Julio ri. "Você está me sacaneando, certo?" Ele diz isso baixo para que ninguém
pudesse ouvi-lo dizer palavrões. Yates não leva os palavrões na brincadeira, não
em sua prisão. Felizmente Warden Miller não está aqui ou Julio provavelmente
teria algum tipo de punição por falar palavrões. Warden Miller leva a sério suas
regras e espera que todos os demais também façam. Se não, é melhor você estar
preparado para tarefas extras, dormir cedo, ou, ainda, a solitária.

Balanço a cabeça. "Não".

"Por que você se declarou culpado? Para proteger alguém?"

"Sim", eu sussurro. "Algo assim."

"Uau. Não posso dizer que eu faria a mesma coisa." Julio me olha de lado. "A
menos que fosse da família. Eu morreria por minha família".
Eu aceno devagar. "Eu também".

Julio acena de volta em completo entendimento, porque mesmo que nós


venhamos de origens completamente diferentes, somos cortados do mesmo pano.
Ele sabe só pelo meu aceno que eu me sacrifiquei e fui para a cadeia por um
membro da minha família. "Você se arrepende?" Pergunta ele.
Eu paro para pensar no que minha vida teria sido se eu não tivesse sido preso.
"Sim, eu me arrependo. Do jeito que as coisas estão fodidas, eu não posso dizer
que eu não faria isso novamente."

"Lealdade e honra e toda essa merda que realmente fodem a sua cabeça, não é?"

"Sim". Eu recuo, porque as imagens de Maggie não estão longe de meus


pensamentos. Eu não quero pensar nela agora. "E garotas realmente fodem com a
sua cabeça também."

Julio levanta uma sobrancelha animado. "Meu menino Caleb tem uma garota?
Muito bem, cara. Quem é ela? Da última vez que ouvi, você e sua vadia-ex
terminaram porque ela estava ficando com o seu melhor amigo."

"Só mais um minuto rapazes", berra Yates. "Encerrem isso!"

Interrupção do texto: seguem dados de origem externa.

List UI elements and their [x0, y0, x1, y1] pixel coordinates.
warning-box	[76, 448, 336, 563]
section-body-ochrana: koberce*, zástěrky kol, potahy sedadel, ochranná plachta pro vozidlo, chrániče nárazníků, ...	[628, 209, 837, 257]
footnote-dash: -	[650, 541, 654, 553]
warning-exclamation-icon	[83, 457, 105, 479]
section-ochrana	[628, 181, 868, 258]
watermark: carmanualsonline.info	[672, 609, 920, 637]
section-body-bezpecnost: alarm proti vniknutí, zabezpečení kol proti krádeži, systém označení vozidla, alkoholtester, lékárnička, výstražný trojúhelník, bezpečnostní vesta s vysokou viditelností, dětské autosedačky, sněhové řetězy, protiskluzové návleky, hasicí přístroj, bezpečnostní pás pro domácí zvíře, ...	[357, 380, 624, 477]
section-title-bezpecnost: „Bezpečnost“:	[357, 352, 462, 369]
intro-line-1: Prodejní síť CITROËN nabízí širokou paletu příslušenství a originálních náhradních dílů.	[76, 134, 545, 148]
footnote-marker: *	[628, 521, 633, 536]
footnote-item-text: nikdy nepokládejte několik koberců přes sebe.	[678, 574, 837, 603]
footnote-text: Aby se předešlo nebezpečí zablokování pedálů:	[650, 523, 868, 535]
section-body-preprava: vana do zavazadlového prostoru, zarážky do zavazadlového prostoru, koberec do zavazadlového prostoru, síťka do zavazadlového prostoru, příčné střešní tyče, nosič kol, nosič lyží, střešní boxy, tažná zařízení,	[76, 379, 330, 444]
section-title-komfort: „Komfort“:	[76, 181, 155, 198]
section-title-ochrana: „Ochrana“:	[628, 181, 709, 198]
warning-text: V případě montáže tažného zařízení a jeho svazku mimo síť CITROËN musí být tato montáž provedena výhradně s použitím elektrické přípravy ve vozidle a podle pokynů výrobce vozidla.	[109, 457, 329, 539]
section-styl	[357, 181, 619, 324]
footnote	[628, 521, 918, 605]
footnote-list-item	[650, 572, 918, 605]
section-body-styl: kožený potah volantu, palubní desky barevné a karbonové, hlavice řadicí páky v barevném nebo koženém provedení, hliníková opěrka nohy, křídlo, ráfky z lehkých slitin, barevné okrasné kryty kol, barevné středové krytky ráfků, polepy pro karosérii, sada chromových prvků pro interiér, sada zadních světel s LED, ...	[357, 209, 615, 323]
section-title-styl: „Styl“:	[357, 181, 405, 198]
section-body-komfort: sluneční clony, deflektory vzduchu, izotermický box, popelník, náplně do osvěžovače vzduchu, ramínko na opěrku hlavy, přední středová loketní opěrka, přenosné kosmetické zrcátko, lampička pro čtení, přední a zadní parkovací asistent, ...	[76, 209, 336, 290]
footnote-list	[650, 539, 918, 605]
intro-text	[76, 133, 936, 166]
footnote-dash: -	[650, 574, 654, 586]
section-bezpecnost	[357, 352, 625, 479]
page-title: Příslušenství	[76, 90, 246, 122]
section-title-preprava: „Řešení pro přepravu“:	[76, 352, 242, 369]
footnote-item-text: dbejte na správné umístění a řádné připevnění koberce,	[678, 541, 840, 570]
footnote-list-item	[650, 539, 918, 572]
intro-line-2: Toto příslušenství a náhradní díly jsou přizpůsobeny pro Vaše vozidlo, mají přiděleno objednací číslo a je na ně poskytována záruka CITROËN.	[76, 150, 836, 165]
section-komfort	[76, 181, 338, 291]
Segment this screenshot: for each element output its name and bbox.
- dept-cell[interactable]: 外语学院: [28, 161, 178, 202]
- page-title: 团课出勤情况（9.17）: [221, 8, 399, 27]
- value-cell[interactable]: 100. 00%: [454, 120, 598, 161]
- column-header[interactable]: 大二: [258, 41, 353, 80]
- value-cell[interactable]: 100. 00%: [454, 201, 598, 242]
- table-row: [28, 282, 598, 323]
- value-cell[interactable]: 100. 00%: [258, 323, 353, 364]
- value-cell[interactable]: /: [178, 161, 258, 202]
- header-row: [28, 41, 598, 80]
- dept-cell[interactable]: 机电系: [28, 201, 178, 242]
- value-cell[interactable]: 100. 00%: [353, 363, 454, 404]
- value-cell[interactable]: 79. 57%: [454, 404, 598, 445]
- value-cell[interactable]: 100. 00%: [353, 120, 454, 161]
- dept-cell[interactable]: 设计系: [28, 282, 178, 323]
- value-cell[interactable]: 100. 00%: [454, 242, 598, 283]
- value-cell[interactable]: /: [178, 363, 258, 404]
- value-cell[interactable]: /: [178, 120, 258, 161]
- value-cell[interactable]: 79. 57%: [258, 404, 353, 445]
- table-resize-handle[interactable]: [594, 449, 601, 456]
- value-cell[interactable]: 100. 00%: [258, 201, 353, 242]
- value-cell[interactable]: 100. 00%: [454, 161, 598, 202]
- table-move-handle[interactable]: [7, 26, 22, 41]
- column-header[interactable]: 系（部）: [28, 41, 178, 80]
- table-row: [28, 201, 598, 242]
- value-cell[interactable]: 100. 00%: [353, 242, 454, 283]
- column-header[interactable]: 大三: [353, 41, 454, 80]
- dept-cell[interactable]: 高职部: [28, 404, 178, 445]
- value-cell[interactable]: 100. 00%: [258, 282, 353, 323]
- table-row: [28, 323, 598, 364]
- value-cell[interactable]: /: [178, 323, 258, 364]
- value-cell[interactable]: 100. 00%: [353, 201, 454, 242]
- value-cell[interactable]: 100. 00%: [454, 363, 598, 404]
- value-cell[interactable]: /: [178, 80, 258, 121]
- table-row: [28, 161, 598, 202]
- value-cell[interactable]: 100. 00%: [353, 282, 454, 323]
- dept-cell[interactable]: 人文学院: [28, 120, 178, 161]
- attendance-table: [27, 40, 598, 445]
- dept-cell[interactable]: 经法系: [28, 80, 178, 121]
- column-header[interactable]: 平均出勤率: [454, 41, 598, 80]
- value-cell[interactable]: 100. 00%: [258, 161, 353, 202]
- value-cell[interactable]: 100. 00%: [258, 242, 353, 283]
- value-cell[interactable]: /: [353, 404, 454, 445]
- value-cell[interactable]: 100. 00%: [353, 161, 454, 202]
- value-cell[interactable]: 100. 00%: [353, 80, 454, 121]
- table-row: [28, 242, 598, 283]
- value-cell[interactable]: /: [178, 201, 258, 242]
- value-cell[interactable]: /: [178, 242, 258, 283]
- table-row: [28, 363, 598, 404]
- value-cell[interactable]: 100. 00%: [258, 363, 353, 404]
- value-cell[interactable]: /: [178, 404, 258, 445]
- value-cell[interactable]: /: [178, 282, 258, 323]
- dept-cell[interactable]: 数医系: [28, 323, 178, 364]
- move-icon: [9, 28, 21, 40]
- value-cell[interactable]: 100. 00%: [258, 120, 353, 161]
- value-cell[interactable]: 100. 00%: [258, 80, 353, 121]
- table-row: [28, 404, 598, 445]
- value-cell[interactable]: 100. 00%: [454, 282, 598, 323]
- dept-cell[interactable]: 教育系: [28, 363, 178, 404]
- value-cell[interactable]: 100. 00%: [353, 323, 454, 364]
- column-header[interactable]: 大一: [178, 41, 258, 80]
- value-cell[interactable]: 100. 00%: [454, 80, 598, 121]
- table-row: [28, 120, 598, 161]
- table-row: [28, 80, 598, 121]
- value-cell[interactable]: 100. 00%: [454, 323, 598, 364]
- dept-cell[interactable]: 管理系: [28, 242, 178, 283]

"Eu não tenho uma menina", eu digo, rindo pelo pensamento. "Além disso, a
única garota que eu quero me odeia. Eu nunca digo a coisa certa ao seu redor.
Inferno, eu tento afastá-la de modo que não tenha que lidar com o drama. E ela
me irrita na maior parte do tempo".

"Soa como um casamento feito no céu para mim." Julio se inclina sobre a mesa.
"Tome o conselho de um cara que não tem visto uma garota com menos de vinte
em mais de um ano – a única mulher que eu tenho falado recentemente é a
empregada da cafeteria e ela é tão feia que eu nem sei se ela é do sexo feminino.
Só se vive uma vez, então aproveite o que você tem enquanto você tem".

"Você também".

"Eu ouço você bem alto e claro. Sem arrependimentos mais, ok? Viva cada dia
como se fosse seu último. Comprende?"

Yates ordena que os presos se alinhem na porta.

Eu abro um sorriso. Julio está certo. Eu tenho vivido a cada dia com pesar,
quando deveria ser o contrário. "Sim, entendo".

"Vejo você do lado de fora, Caleb." Ele levanta dois dedos. "Paz". Com essas
palavras, ele sai da sala.

Estou pronto para viver minha vida sem arrependimentos. Eu só tenho que
descobrir uma estratégia para fazer isso acontecer.